The Kam Reardon who had first arrived in London for college at seventeen, the awkward, brutish young man, had vanished, replaced by a well-groomed and cosmopolitan, if occasionally taciturn, cardiology resident with a brilliant future. The nearly ten years he’d spent in London had altered him beyond recognition. Many of the quirky mannerisms he’d acquired at Aurore Manor had to be willfully abandoned, strangled out of existence, or at best controlled. His brooding, harsh moods morphed into reserved, aloof ones. He’d believed in the rightness of his self-discipline of his more idiosyncratic, loner mannerisms until the day Diana had found out about his parentage and bizarre, inglorious upbringing. He’d believed until the day she’d fabricated a lie for him to give as a cover story to their affluent “friends.” Until he’d stubbornly shoved his ragged, shameful past into her and her friends’ faces, publically humiliating her—or so Diana had claimed.
Until she’d left him. Or he’d sacrificed Diana to his pride and left her. Kam had never really figured out which.

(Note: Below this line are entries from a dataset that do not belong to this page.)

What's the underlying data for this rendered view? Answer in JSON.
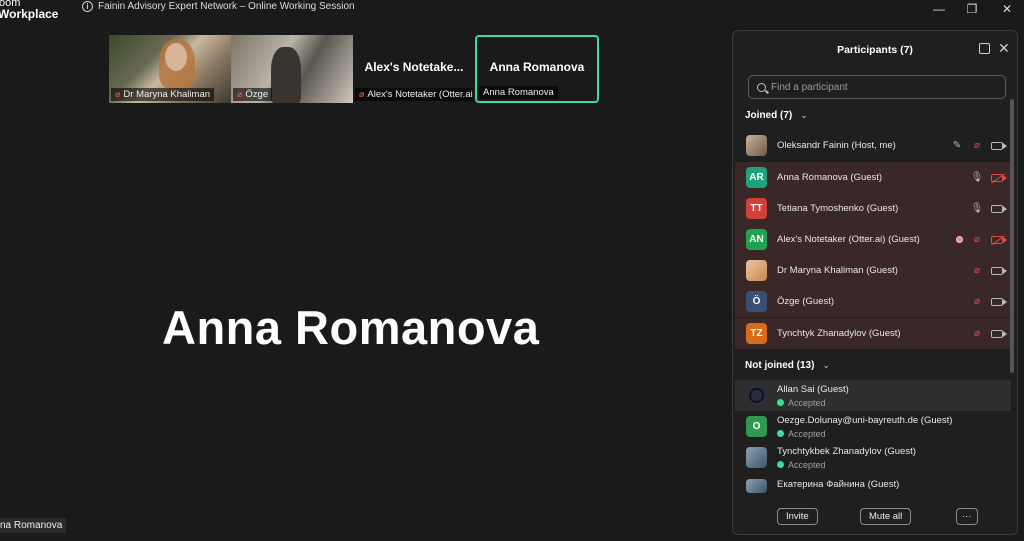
{
  "app": {
    "logo_line1": "oom",
    "logo_line2": "Workplace"
  },
  "window": {
    "title": "Fainin Advisory Expert Network – Online Working Session",
    "minimize": "—",
    "restore": "❐",
    "close": "✕"
  },
  "strip": {
    "tiles": [
      {
        "label": "Dr Maryna Khaliman",
        "muted": true
      },
      {
        "label": "Özge",
        "muted": true
      },
      {
        "big": "Alex's  Notetake...",
        "label": "Alex's Notetaker (Otter.ai)",
        "muted": true
      },
      {
        "big": "Anna Romanova",
        "label": "Anna Romanova",
        "muted": false
      }
    ]
  },
  "main": {
    "speaker": "Anna Romanova",
    "bottom_label": "na Romanova"
  },
  "panel": {
    "title": "Participants (7)",
    "search_placeholder": "Find a participant",
    "joined_header": "Joined (7)",
    "not_joined_header": "Not joined (13)",
    "joined": [
      {
        "name": "Oleksandr Fainin (Host, me)",
        "initials": ""
      },
      {
        "name": "Anna Romanova (Guest)",
        "initials": "AR",
        "color": "#1fa37c"
      },
      {
        "name": "Tetiana Tymoshenko (Guest)",
        "initials": "TT",
        "color": "#d0413b"
      },
      {
        "name": "Alex's Notetaker (Otter.ai) (Guest)",
        "initials": "AN",
        "color": "#1fa351"
      },
      {
        "name": "Dr Maryna Khaliman (Guest)",
        "initials": ""
      },
      {
        "name": "Özge (Guest)",
        "initials": "Ö",
        "color": "#3b4f73"
      },
      {
        "name": "Tynchtyk Zhanadylov (Guest)",
        "initials": "TZ",
        "color": "#d96a1a"
      }
    ],
    "not_joined": [
      {
        "name": "Allan Sai (Guest)",
        "status": "Accepted"
      },
      {
        "name": "Oezge.Dolunay@uni-bayreuth.de (Guest)",
        "initials": "O",
        "color": "#2f9a4f",
        "status": "Accepted"
      },
      {
        "name": "Tynchtykbek Zhanadylov (Guest)",
        "status": "Accepted"
      },
      {
        "name": "Екатерина Файнина (Guest)"
      }
    ],
    "invite_label": "Invite",
    "mute_all_label": "Mute all",
    "more_label": "···"
  }
}
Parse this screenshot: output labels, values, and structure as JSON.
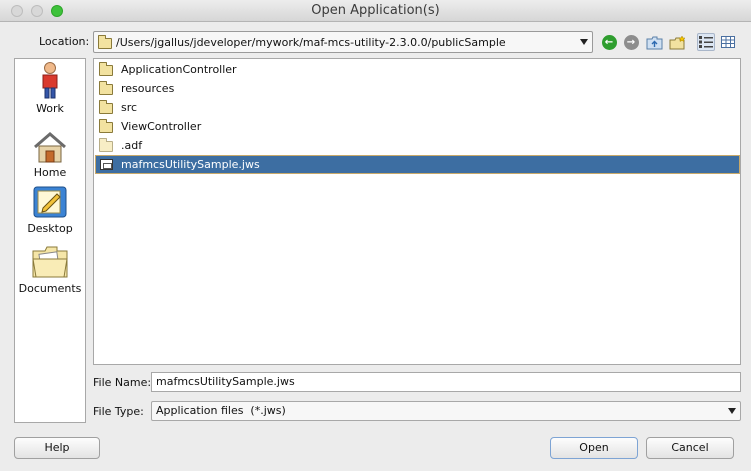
{
  "window": {
    "title": "Open Application(s)"
  },
  "location": {
    "label": "Location:",
    "path": "/Users/jgallus/jdeveloper/mywork/maf-mcs-utility-2.3.0.0/publicSample"
  },
  "toolbar": {
    "back_icon": "green-back-arrow",
    "forward_icon": "gray-forward-arrow",
    "up_folder_icon": "folder-up-icon",
    "new_folder_icon": "new-folder-icon",
    "list_view_icon": "list-view-icon",
    "details_view_icon": "details-view-icon"
  },
  "sidebar": {
    "items": [
      {
        "label": "Work",
        "icon": "person-icon"
      },
      {
        "label": "Home",
        "icon": "house-icon"
      },
      {
        "label": "Desktop",
        "icon": "desktop-icon"
      },
      {
        "label": "Documents",
        "icon": "documents-folder-icon"
      }
    ]
  },
  "files": [
    {
      "name": "ApplicationController",
      "type": "folder"
    },
    {
      "name": "resources",
      "type": "folder"
    },
    {
      "name": "src",
      "type": "folder"
    },
    {
      "name": "ViewController",
      "type": "folder"
    },
    {
      "name": ".adf",
      "type": "folder"
    },
    {
      "name": "mafmcsUtilitySample.jws",
      "type": "workspace",
      "selected": true
    }
  ],
  "file_name": {
    "label": "File Name:",
    "value": "mafmcsUtilitySample.jws"
  },
  "file_type": {
    "label": "File Type:",
    "value": "Application files  (*.jws)"
  },
  "buttons": {
    "help": "Help",
    "open": "Open",
    "cancel": "Cancel"
  },
  "colors": {
    "selection": "#3d6ea2",
    "background": "#ececec",
    "folder": "#f2e2a0"
  }
}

After that catastrophe, he hadn’t even bothered to rein in his instinct for isolation. He’d been entranced by Diana’s elegance and sophistication, her beautiful body and a face that could make a man like him crazed, it was so beyond his experience. He’d been hypnotized into sacrificing his freedom.
It suddenly struck him that the more refined Kam had recently made a reappearance since coming to Chicago. Yes, his cosmopolitan impression was less consistent than it had once been, and probably a hell of a lot less convincing. But he’d definitely been donning the once-familiar role again.
He’d been doing it because of Lin, and for no other reason.
“Kam?” Lin murmured a minute later as he pulled on his pants, her sleep-roughened voice in the darkness causing goose bumps to rise on his neck and arms.
“Yeah. Sorry. Didn’t mean to wake you. I thought I should go. I’m moving over to the apartment in the morning.”
“I’ll send a driver to the hotel who can help you transport all your things,” Lin said in a hushed voice.
“It’s okay,” he assured, whipping on his shirt and buttoning it rapidly. “I can carry it all, no problem. I’ll take a cab.” He hesitated next to the bed, now fully dressed. Her low, melodious voice, graceful arms and soft-looking form beneath body-warmed covers pulled at his consciousness.
“I’ll see you at two o’clock?” he said, reaching for his discarded jacket.
“What?”
“At the new apartment,” he reminded her, determinedly looking away from the appealing vision of her. “You said you’d be my test subject.”